Miguel Chueca Cuartero (3 January 1901 – 18 October 1966) was an Aragonese anarcho-syndicalist.

==Biography==
===Early years===
Miguel Chueca Cuartero was born in Fuendejalón on 3 January 1901. His father, Bernardo Chueca Sancho, was the village mayor but fell into alcoholism after the death of his wife and gradually got rid of his estate. In 1917, Miguel moved to Barcelona, where he worked as a carpenter and obtained his master's degree. In 1924 he joined the CNT and collaborated in El Productor of Blanes. In the late 1920s he moved to Zaragoza, where he worked as a librarian and collaborated with the magazine Cierzo. He was vice-president of the Republican Youth and vehemently defended the federalist and reformist theses of Joaquín Costa.

On 9 September 1929, he was sentenced to two years in prison and fined 1,000 pesetas for conspiracy to rebel, but in August 1930 he still managed to speak at a Pro Amnesty rallies. Between 1930 and 1931 he was editor of La Antorcha and Cultura y Acción. In July 1930 he participated in the reorganizing commission of the CNT.

On 12 December 1930, he took an active part in the Jaca uprising. He participated in the preparations carried out by the National Revolutionary Committee (CRN) and contacted the UGT and the CNT to support the military uprising by calling a general strike, coordinated with Antonio Ejarque Pina from Zaragoza and Ramon Acín Aquilué from Huesca. The failure of the insurrection led to his imprisonment in Torrero on 3 January 1931 and prosecution for a conspiracy offense. But, on 4 March, during the proclamation of the Second Spanish Republic, the doors of the Torrero prison were opened and the prisoners were released.

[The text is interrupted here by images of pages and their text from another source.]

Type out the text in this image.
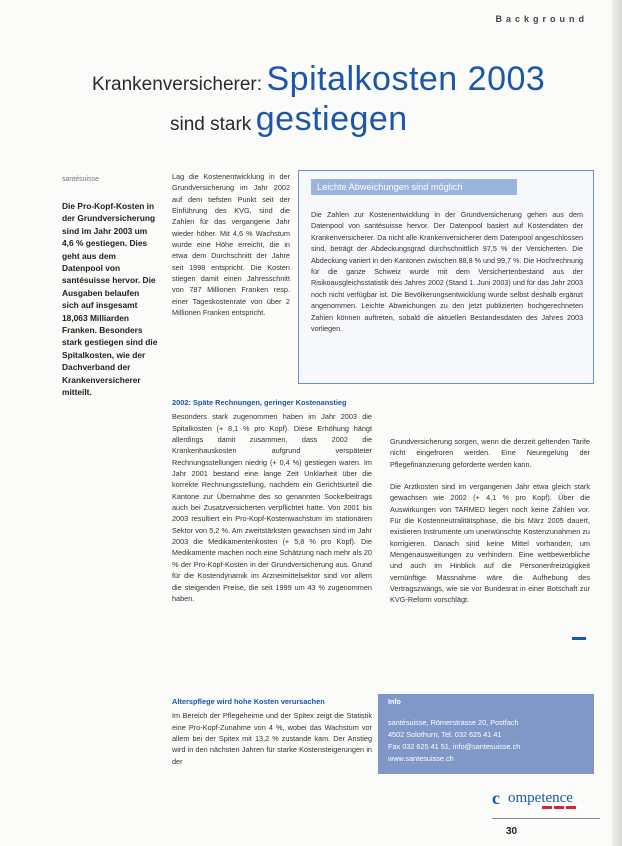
Background
Krankenversicherer: Spitalkosten 2003
sind stark gestiegen
santésuisse
Die Pro-Kopf-Kosten in der Grundversicherung sind im Jahr 2003 um 4,6 % gestiegen. Dies geht aus dem Datenpool von santésuisse hervor. Die Ausgaben belaufen sich auf insgesamt 18,063 Milliarden Franken. Besonders stark gestiegen sind die Spitalkosten, wie der Dachverband der Krankenversicherer mitteilt.

Lag die Kostenentwicklung in der Grundversicherung im Jahr 2002 auf dem tiefsten Punkt seit der Einführung des KVG, sind die Zahlen für das vergangene Jahr wieder höher. Mit 4,6 % Wachstum wurde eine Höhe erreicht, die in etwa dem Durchschnitt der Jahre seit 1998 entspricht. Die Kosten stiegen damit einen Jahresschnitt von 787 Millionen Franken resp. einer Tageskostenrate von über 2 Millionen Franken entspricht.

Leichte Abweichungen sind möglich
Die Zahlen zur Kostenentwicklung in der Grundversicherung gehen aus dem Datenpool von santésuisse hervor. Der Datenpool basiert auf Kostendaten der Krankenversicherer. Da nicht alle Krankenversicherer dem Datenpool angeschlossen sind, beträgt der Abdeckungsgrad durchschnittlich 97,5 % der Versicherten. Die Abdeckung variiert in den Kantonen zwischen 88,8 % und 99,7 %. Die Hochrechnung für die ganze Schweiz wurde mit dem Versichertenbestand aus der Risikoausgleichsstatistik des Jahres 2002 (Stand 1. Juni 2003) und für das Jahr 2003 noch nicht verfügbar ist. Die Bevölkerungsentwicklung wurde selbst deshalb ergänzt angenommen. Leichte Abweichungen zu den jetzt publizierten hochgerechneten Zahlen können auftreten, sobald die aktuellen Bestandesdaten des Jahres 2003 vorliegen.
2002: Späte Rechnungen, geringer Kostenanstieg

Besonders stark zugenommen haben im Jahr 2003 die Spitalkosten (+ 8,1 % pro Kopf). Diese Erhöhung hängt allerdings damit zusammen, dass 2002 die Krankenhauskosten aufgrund verspäteter Rechnungsstellungen niedrig (+ 0,4 %) gestiegen waren. Im Jahr 2001 bestand eine lange Zeit Unklarheit über die korrekte Rechnungsstellung, nachdem ein Gerichtsurteil die Kantone zur Übernahme des so genannten Sockelbeitrags auch bei Zusatzversicherten verpflichtet hatte. Von 2001 bis 2003 resultiert ein Pro-Kopf-Kostenwachstum im stationären Sektor von 5,2 %. Am zweitstärksten gewachsen sind im Jahr 2003 die Medikamentenkosten (+ 5,8 % pro Kopf). Die Medikamente machen noch eine Schätzung nach mehr als 20 % der Pro-Kopf-Kosten in der Grundversicherung aus. Grund für die Kostendynamik im Arzneimittelsektor sind vor allem die steigenden Preise, die seit 1999 um 43 % zugenommen haben.

Alterspflege wird hohe Kosten verursachen

Im Bereich der Pflegeheime und der Spitex zeigt die Statistik eine Pro-Kopf-Zunahme von 4 %, wobei das Wachstum vor allem bei der Spitex mit 13,2 % zustande kam. Der Anstieg wird in den nächsten Jahren für starke Kostensteigerungen in der

Grundversicherung sorgen, wenn die derzeit geltenden Tarife nicht eingefroren werden. Eine Neuregelung der Pflegefinanzierung geforderte werden kann.

Die Arztkosten sind im vergangenen Jahr etwa gleich stark gewachsen wie 2002 (+ 4,1 % pro Kopf). Über die Auswirkungen von TARMED liegen noch keine Zahlen vor. Für die Kostenneutralitätsphase, die bis März 2005 dauert, existieren Instrumente um unerwünschte Kostenzunahmen zu korrigieren. Danach sind keine Mittel vorhanden, um Mengenausweitungen zu verhindern. Eine wettbewerbliche und auch im Hinblick auf die Personenfreizügigkeit vernünftige Massnahme wäre die Aufhebung des Vertragszwangs, wie sie vor Bundesrat in einer Botschaft zur KVG-Reform vorschlägt.

Info
santésuisse, Römerstrasse 20, Postfach
4502 Solothurn, Tel. 032 625 41 41
Fax 032 625 41 51, info@santesuisse.ch
www.santesuisse.ch
c ompetence
30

===Republic and civil war===
During the time of the Second Republic Chueca led an anti-religious campaign and defended Joan Garcia Oliver's theses on so-called "revolutionary gymnastics". On 27 September 1931, he participated in the Regional Congress of the CNT in Zaragoza, aligning himself with the maximalist theses of Joaquín Ascaso Budría, in favor of a revolutionary general strike. In 1932 he helped organize the constitution of the National Federation of Railway Industries (FNIF) of the CNT and provided propaganda support for the Alt Llobregat insurrection. On 13 July 1935, he was arrested following the assassination of the scab leader at the Puente del Pilar works. After leaving prison he continued his propagandistic tasks, touring through different towns of Aragon and Navarre until July 1936.

At the beginning of 1936, he met with the civilian governor of Zaragoza, Ángel Vera Coronel, in order to obtain weapons in the event of a possible military coup, but he refused. At an assembly of militants in Zaragoza, his thesis, in favor of taking up arms by force, was defeated by that of Miquel Abós Serena, a supporter of negotiation. When the Spanish coup of July 1936 took hold of Zaragoza, he managed to escape to Casp and in October 1936 he took part in the constitution of the Regional Defense Council of Aragon, of which he was labor councilor, vice-president and delegate of the regional committee of the CNT. In March 1937, Chueca defended the Council of Defense of Aragon in the Regional Plenary session of Alcañiz.

He sided with the Friends of Durruti group, but after the fall of the Aragon front in April 1938 he was replaced in the Regional Committee and appointed political commissar of Machine Gun Battalion C, commanded by Agustín Remiro Manero.

===Exile and death===
At the end of the Spanish Civil War Chueca went into exile in France. In 1941 he settled in Montauban, where he worked as a lumberjack. Around 1942 he collaborated in the escape network of Francisco Ponzán Vidal, but was captured and interned in Camp Vernet. In 1944 he signed the constitution of the Junta Española de Liberación on behalf of the Spanish Libertarian Movement, and participated in numerous rallies in various Occitan cities. He was appointed secretary of propaganda of the CNT and advocated for organizing an alliance with the UGT. From 1945 to 1946 he was in charge of the CNT's treasury, but in 1948 he was expelled for participating in the pro-communist Congress of Vienna. Over the years he became blind and died in Paris when he was hit by a truck on 18 October 1966.